I like how Montimore reminds us that we can find happiness in the moment, and that we can find happiness in extended periods prior to a dark time. That is, essentially, what life is—for there is no getting out of it alive, and yes, the end always comes for everyone eventually, even Oona.

Now, scrutinizing the themes of Oona Out of Order is harder than it looks, for the book is almost fiendishly reluctant to lead us towards concrete conclusions. This is most evident in the ending. I was curious to see how many years Montimore would recount before inevitably having to wrap things up in a bow because of the linear limitations of a novel’s page count. Although I’m dissatisfied with the ending, let me offer up a disclaimer as well: I’m not sure there is a satisfactory way to end this book. I don’t think there is a neat bow that can be placed upon this story without ultimately making it too trite or contrived. This is one of those stories where the telling is far more interesting than the resolution. Still, there is a part of me out there that wonders what an older, more lived Oona must feel as she discovers that she never hops past a certain year. If she lives the year of her death, is that it? Or does she die, only to wake up on New Year’s of another year of her past? As you can see, there are many questions this book poses yet does not answer.

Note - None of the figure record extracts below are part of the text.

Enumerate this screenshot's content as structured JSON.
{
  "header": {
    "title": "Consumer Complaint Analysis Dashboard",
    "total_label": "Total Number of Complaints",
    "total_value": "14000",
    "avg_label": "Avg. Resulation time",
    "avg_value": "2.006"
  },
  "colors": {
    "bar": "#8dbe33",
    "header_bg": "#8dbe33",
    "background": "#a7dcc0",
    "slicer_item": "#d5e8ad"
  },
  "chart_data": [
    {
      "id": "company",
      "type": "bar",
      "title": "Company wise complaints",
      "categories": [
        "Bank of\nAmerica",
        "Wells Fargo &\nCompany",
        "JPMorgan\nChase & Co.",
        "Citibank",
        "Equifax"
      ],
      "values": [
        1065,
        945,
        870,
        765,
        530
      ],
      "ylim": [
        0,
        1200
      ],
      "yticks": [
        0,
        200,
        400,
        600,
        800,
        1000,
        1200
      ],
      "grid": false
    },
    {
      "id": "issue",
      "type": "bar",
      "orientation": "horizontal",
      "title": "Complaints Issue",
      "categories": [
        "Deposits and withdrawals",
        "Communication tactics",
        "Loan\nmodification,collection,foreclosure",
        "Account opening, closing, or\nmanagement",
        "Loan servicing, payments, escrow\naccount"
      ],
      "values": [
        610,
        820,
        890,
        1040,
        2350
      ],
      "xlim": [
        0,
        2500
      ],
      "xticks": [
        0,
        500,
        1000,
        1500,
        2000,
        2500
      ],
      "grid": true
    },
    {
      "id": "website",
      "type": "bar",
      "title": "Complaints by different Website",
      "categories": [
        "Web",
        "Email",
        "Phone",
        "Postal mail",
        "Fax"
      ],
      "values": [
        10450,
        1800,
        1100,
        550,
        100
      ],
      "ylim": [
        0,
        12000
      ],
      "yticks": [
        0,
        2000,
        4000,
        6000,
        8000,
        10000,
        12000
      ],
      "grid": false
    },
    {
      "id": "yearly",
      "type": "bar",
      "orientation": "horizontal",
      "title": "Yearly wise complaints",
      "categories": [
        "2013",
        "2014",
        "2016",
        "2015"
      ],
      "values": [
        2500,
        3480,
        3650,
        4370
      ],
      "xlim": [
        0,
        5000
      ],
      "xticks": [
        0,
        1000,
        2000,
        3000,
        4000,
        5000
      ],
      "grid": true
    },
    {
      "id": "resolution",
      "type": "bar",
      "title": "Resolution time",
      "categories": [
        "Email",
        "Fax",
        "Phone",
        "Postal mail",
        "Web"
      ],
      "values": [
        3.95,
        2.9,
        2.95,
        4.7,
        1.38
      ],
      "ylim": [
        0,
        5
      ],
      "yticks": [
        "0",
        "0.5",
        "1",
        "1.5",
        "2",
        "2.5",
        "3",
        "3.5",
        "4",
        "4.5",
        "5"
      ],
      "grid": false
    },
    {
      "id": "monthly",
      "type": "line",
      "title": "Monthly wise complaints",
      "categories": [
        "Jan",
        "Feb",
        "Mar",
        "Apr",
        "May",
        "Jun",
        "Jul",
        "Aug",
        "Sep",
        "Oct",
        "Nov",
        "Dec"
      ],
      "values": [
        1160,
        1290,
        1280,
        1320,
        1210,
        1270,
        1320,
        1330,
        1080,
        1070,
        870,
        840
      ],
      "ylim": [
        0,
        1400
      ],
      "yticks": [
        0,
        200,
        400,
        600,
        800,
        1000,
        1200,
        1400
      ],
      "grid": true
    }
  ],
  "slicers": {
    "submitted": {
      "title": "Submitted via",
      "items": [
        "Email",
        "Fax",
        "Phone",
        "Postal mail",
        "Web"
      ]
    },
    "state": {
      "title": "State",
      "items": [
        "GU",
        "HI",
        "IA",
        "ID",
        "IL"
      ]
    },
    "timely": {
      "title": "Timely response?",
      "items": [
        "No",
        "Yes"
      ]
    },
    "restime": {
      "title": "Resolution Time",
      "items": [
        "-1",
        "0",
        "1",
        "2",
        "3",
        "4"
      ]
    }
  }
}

In the end, it’s tempting to judge Montimore for distilling down Oona’s life to a love story, as she jumps back to the wonderful year in Europe she will have with the soon-to-be-deceased father of her child. Yet I think that’s a shallow reading of a very deep statement. For the book, up until that point, makes it clear that Oona lives and loves again beyond Dale. For her return to him to be the culmination of the story is not a return to her OTP, then, but a reward, in a way—to Oona, yes, but to the reader, who has long known that this moment must come yet never got to experience it. Montimore ends the book for us on the happiest of notes, for as I expressed above, there are darker questions lurking within this fantastical setup.

Oona Out of Order is therefore a rich and complex piece of storytelling. It is science fiction that will doubtless masquerade as chick lit, which I am fine with, because chick lit is actually a damn good and complex genre in its own right—but for those of you who come to this book disdaining SF, I would urge you to stop and reconsider, for these are the books that truly power this genre. Beyond rocket ships and blasters, it’s the stories that ask us to consider the uniqueness of the human condition that truly propel us forward.